И все три дня бусил дождь, пакостный ситничек: наплывет откуда-то из-за гор легкий туманец, словно костер развели, потом засинеет по-над головою, бурак налетит с ветром, выполощет землю торопливо, нахлестом, а после долго не может успокоиться морось, такая касть, пылит и пылит. Приплавишься к берегу, чтоб под елкой схорониться, в пояс чертоломная таежная трава, и сразу насквозь мокр, будто выкупался, и уже не рад, что полез в жирную поросль. Все кругом каплет, нигде схорону-затулья, и одному бы Бурнашову пропасть тут, прямая погибель. Но водитель их на второй день ожил, с костлявого бронзового лица сошли тупая задумчивость и невыразимая тоска, в глазках уже просверкивало, он даже кожаную шапчонку сбил на затылок. Викентий был словно прикован к мотору, и махорная сосулька не выпадала изо рта. Немко-немтыря сидел за рулем, порою плавающая улыбка блуждала на губах, когда особенно горячилась Лизавета. Давай мели, емеля – говорил весь его временами оживающий вид. Веня медленно, трудно выбирался из хмельной памороки. Он неожиданно гасил мотор, ловко прижимал лодку к берегу. «Пора брюхо чайком попарить», – бросал он скороговоркой и вновь умолкал на несколько часов. Он привык к одиночеству в бродячей лесовой жизни. В этой мокряди, в насквозь протекшей моховой тайге он умудрялся скорехонько сообразить костерок: выискивал сушину наметанным глазом еще с лодки, с реки, потому и приставал. Надирал связку бересты – и вот уже завилось в дождевой мгле, запарило, зашипело, проклюнулось робкое пламя и заиграло, воткнут мытарь, закипает в котелке вода, ошкерена, распластана еще живая рыба, поспевает та редкостная семужья уха, которую может сообразить лишь потомственный северный рыбак.

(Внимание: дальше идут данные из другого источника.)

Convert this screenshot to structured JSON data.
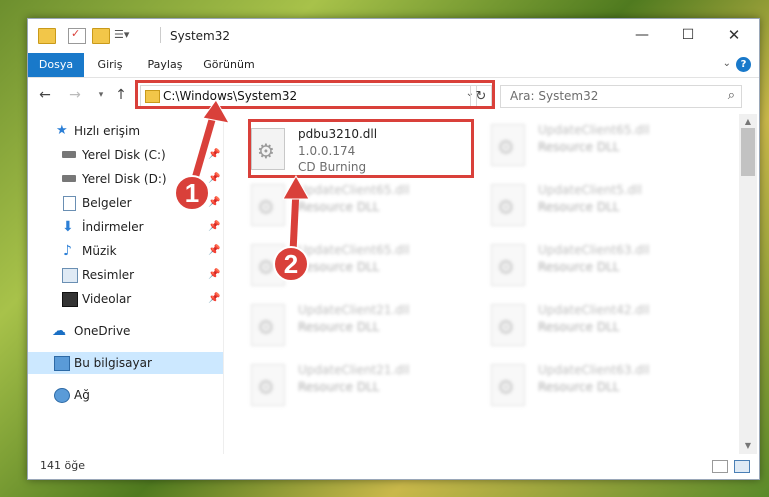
{
  "window": {
    "title": "System32"
  },
  "ribbon": {
    "tabs": [
      "Dosya",
      "Giriş",
      "Paylaş",
      "Görünüm"
    ]
  },
  "nav": {
    "address": "C:\\Windows\\System32",
    "search_placeholder": "Ara: System32"
  },
  "sidebar": {
    "items": [
      {
        "label": "Hızlı erişim",
        "icon": "star-icon",
        "pinned": false
      },
      {
        "label": "Yerel Disk (C:)",
        "icon": "drive-icon",
        "pinned": true
      },
      {
        "label": "Yerel Disk (D:)",
        "icon": "drive-icon",
        "pinned": true
      },
      {
        "label": "Belgeler",
        "icon": "documents-icon",
        "pinned": true
      },
      {
        "label": "İndirmeler",
        "icon": "downloads-icon",
        "pinned": true
      },
      {
        "label": "Müzik",
        "icon": "music-icon",
        "pinned": true
      },
      {
        "label": "Resimler",
        "icon": "pictures-icon",
        "pinned": true
      },
      {
        "label": "Videolar",
        "icon": "videos-icon",
        "pinned": true
      },
      {
        "label": "OneDrive",
        "icon": "cloud-icon",
        "pinned": false
      },
      {
        "label": "Bu bilgisayar",
        "icon": "computer-icon",
        "pinned": false
      },
      {
        "label": "Ağ",
        "icon": "network-icon",
        "pinned": false
      }
    ]
  },
  "files": [
    {
      "name": "pdbu3210.dll",
      "version": "1.0.0.174",
      "desc": "CD Burning"
    },
    {
      "name": "UpdateClient65.dll",
      "desc": "Resource DLL"
    },
    {
      "name": "UpdateClient65.dll",
      "desc": "Resource DLL"
    },
    {
      "name": "UpdateClient5.dll",
      "desc": "Resource DLL"
    },
    {
      "name": "UpdateClient65.dll",
      "desc": "Resource DLL"
    },
    {
      "name": "UpdateClient63.dll",
      "desc": "Resource DLL"
    },
    {
      "name": "UpdateClient21.dll",
      "desc": "Resource DLL"
    },
    {
      "name": "UpdateClient42.dll",
      "desc": "Resource DLL"
    },
    {
      "name": "UpdateClient21.dll",
      "desc": "Resource DLL"
    },
    {
      "name": "UpdateClient63.dll",
      "desc": "Resource DLL"
    }
  ],
  "status": {
    "count": "141 öğe"
  },
  "annotations": {
    "step1": "1",
    "step2": "2"
  },
  "colors": {
    "accent": "#1979ca",
    "highlight": "#d9403a"
  }
}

Бурнашов тоже кидался помогать, он больше всего боялся выглядеть лентяем, байбаком: он горячо тыкался в каждое дело, но получалось из рук вон плохо, нескладно как-то, отчего Бурнашов мучился еще более. От усердья намокнет до шеи, выдирая из бурелома валежину, а той на поверку грош цена в такое ненастье. Хмыкнет Викентий да отворотясь лишь покажет пальцем в сторону: «Кинь туда. Каменный уголь будет».
Обидно тебе, Бурнашов, признайся? Да нет, чего обижаться. Тут какое-то иное чувство, теплоты и дружелюбия, редко навещавшее прежде, не отпускает тебя при виде надежного спутника. Бурнашов будто освобождался от накипи, от вязкой горечи, не отпускавшей его сердце в последние годы, и наполнялся устойчивостью и верой. Вид смышленого, бойкого в работе человека не только утешает и радует взгляд, но и крепит нас на миру. Может, тогда и навестила впервые мысль поселиться в деревне, вернуться в то лоно, откуда когда-то бежали его предки.
И вот к вечеру третьего дня забрались в самые верховья Кучемы. До ближнего жилья двести верст. Приткнулись к галечной косе, и тут с запада прорвало, раздернуло серую ряднину, там робко заиграло смутное вечереющее светило. Викентий сдернул шапку, дурашливо поклонился солнцу: «Балда вылезла, обрадовала. Нас встречает».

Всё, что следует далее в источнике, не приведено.